Tabucchi’s time metaphors alone are arguably worth the price of admission. The main character in “The Circle,” for example, compares herself to a child holding a balloon that is suddenly punctured. The balloon seems to have been stolen, “but no, the balloon was still there, only the air had been stolen. So that’s how it was, time was air and she’d let it exhale from a tiny hole of which she was unaware?” In “Bucharest Hasn’t Changed a Bit,” a man who appears to be manifesting symptoms of dementia tries to justify to his son his refusal to take the pills he’s been prescribed. Memory, he explains, “takes the shape it wants to according to the moment.” It can’t be represented as the doctors would like: “They want to make it trigonometrical, that’s the right word, so it’s easily measured, like dice, this is reassuring for them, a die has six sides, you turn it over and can see them all, does memory seem like a die to you?”
Tabucchi doesn’t merely sum up time and memory in words—he also demonstrates their protean nature in his representations of consciousness. The action in these stories takes place largely in the mental worlds of the characters, but the tales are by no means claustrophobic. Some of Tabucchi’s most vivid scenic imagery comes from imaginary landscapes that enter a character’s mind, as when the protagonist of “Drip, Drop, Drippity-Drop” likens a dripping sound in his head to rain falling on a lakeshore. Likewise, the most meaningful conversations in the book are often those a character only imagines he might have with an unspecific figure from his life, revealing “internal monologue” to be in fact internal dialogue. Later in “Drip, Drop, Drippity-Drop,” for example, the same man considers calling a woman, possibly his half-sister, “and then he’d say: I know very well you can’t wake up someone at this hour after not calling him for three years.” Several of the short stories in “Time Ages in a Hurry” revolve around just this sort of hypothetical interaction in a nominally vague but emotionally specific relationship.

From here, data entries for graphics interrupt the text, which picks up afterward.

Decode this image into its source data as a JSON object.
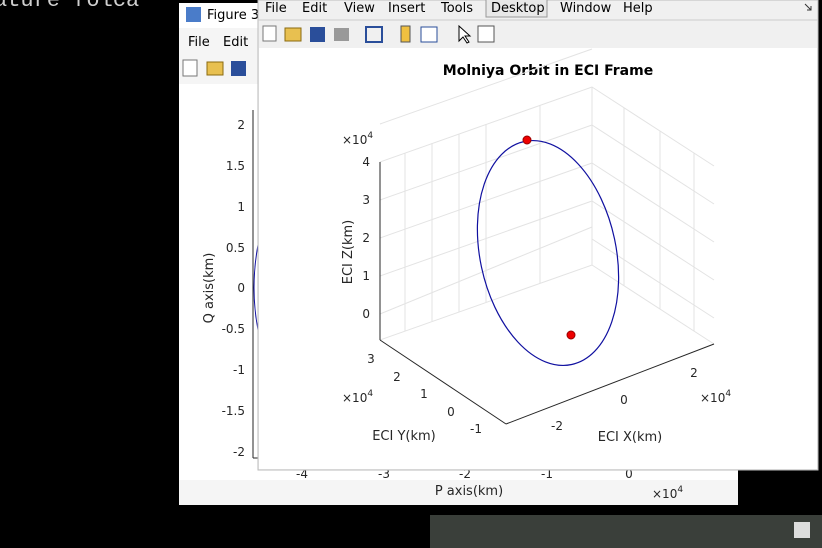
{
  "background_text": "ature folca",
  "back_window": {
    "title": "Figure 3",
    "menu": [
      "File",
      "Edit"
    ],
    "plot": {
      "y_ticks": [
        "2",
        "1.5",
        "1",
        "0.5",
        "0",
        "-0.5",
        "-1",
        "-1.5",
        "-2"
      ],
      "y_label": "Q axis(km)",
      "x_ticks": [
        "-4",
        "-3",
        "-2",
        "-1",
        "0"
      ],
      "x_label": "P axis(km)",
      "x_exponent": {
        "base": "×10",
        "power": "4"
      }
    }
  },
  "front_window": {
    "menu": [
      "File",
      "Edit",
      "View",
      "Insert",
      "Tools",
      "Desktop",
      "Window",
      "Help"
    ],
    "plot": {
      "title": "Molniya Orbit in ECI Frame",
      "z_ticks": [
        "4",
        "3",
        "2",
        "1",
        "0"
      ],
      "z_label": "ECI Z(km)",
      "z_exponent": {
        "base": "×10",
        "power": "4"
      },
      "y_ticks": [
        "3",
        "2",
        "1",
        "0",
        "-1"
      ],
      "y_label": "ECI Y(km)",
      "y_exponent": {
        "base": "×10",
        "power": "4"
      },
      "x_ticks": [
        "-2",
        "0",
        "2"
      ],
      "x_label": "ECI X(km)",
      "x_exponent": {
        "base": "×10",
        "power": "4"
      }
    }
  }
}
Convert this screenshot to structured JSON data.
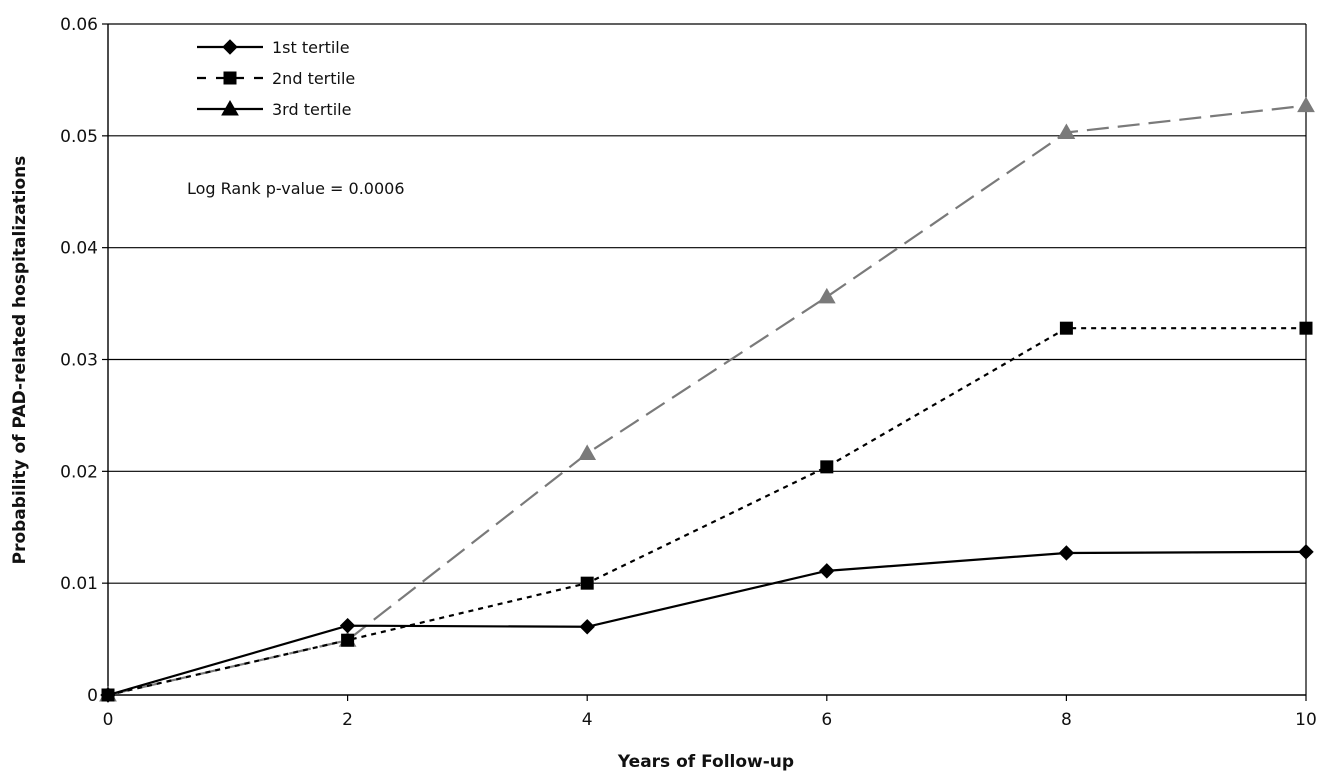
{
  "chart_data": {
    "type": "line",
    "title": "",
    "xlabel": "Years of Follow-up",
    "ylabel": "Probability of PAD-related hospitalizations",
    "xlim": [
      0,
      10
    ],
    "ylim": [
      0,
      0.06
    ],
    "xticks": [
      "0",
      "2",
      "4",
      "6",
      "8",
      "10"
    ],
    "yticks": [
      "0",
      "0.01",
      "0.02",
      "0.03",
      "0.04",
      "0.05",
      "0.06"
    ],
    "grid": "horizontal",
    "legend_position": "top-left",
    "annotation": "Log Rank p-value = 0.0006",
    "series": [
      {
        "name": "1st tertile",
        "marker": "diamond",
        "line_style": "solid",
        "color": "#000000",
        "x": [
          0,
          2,
          4,
          6,
          8,
          10
        ],
        "y": [
          0,
          0.0062,
          0.0061,
          0.0111,
          0.0127,
          0.0128
        ]
      },
      {
        "name": "2nd tertile",
        "marker": "square",
        "line_style": "dotted",
        "color": "#000000",
        "x": [
          0,
          2,
          4,
          6,
          8,
          10
        ],
        "y": [
          0,
          0.0049,
          0.01,
          0.0204,
          0.0328,
          0.0328
        ]
      },
      {
        "name": "3rd tertile",
        "marker": "triangle",
        "line_style": "dashed",
        "color": "#7a7a7a",
        "legend_color": "#000000",
        "legend_line_style": "solid",
        "x": [
          0,
          2,
          4,
          6,
          8,
          10
        ],
        "y": [
          0,
          0.0049,
          0.0216,
          0.0356,
          0.0503,
          0.0527
        ]
      }
    ]
  }
}
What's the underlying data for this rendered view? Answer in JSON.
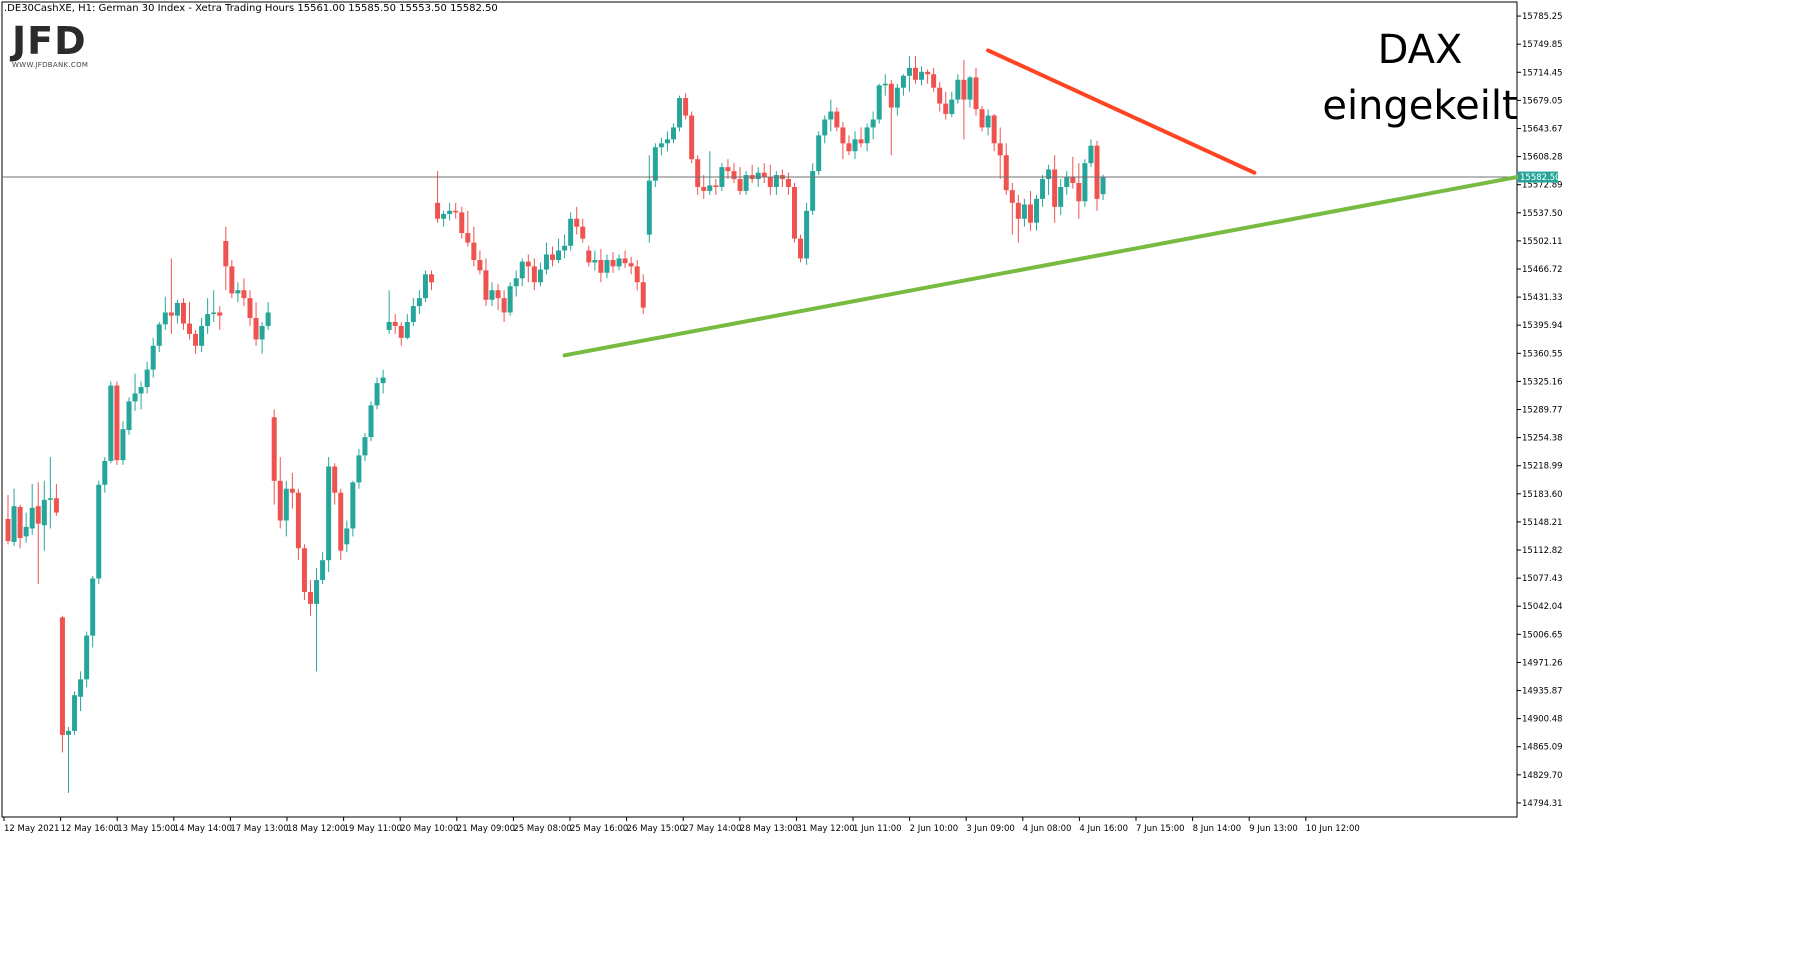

In this honest and gentle depiction of an individual’s private perception of reality exists a clear appreciation for the minute, even the mundane, which is transformed by Tabucchi’s linguistic caress into something dewy and new. In particular, his work is unafraid to engage with the contemporary. He is democratic in his description, lending fresh language to a set of car keys, a branded café napkin, the magazine in an airplane seat pocket. This was an author who understood that a great part of life is spent not doing but envisioning what one could do and remembering what one has done. “Time Ages in a Hurry” is a collection that showcases not only Tabucchi’s intelligence but also his wisdom.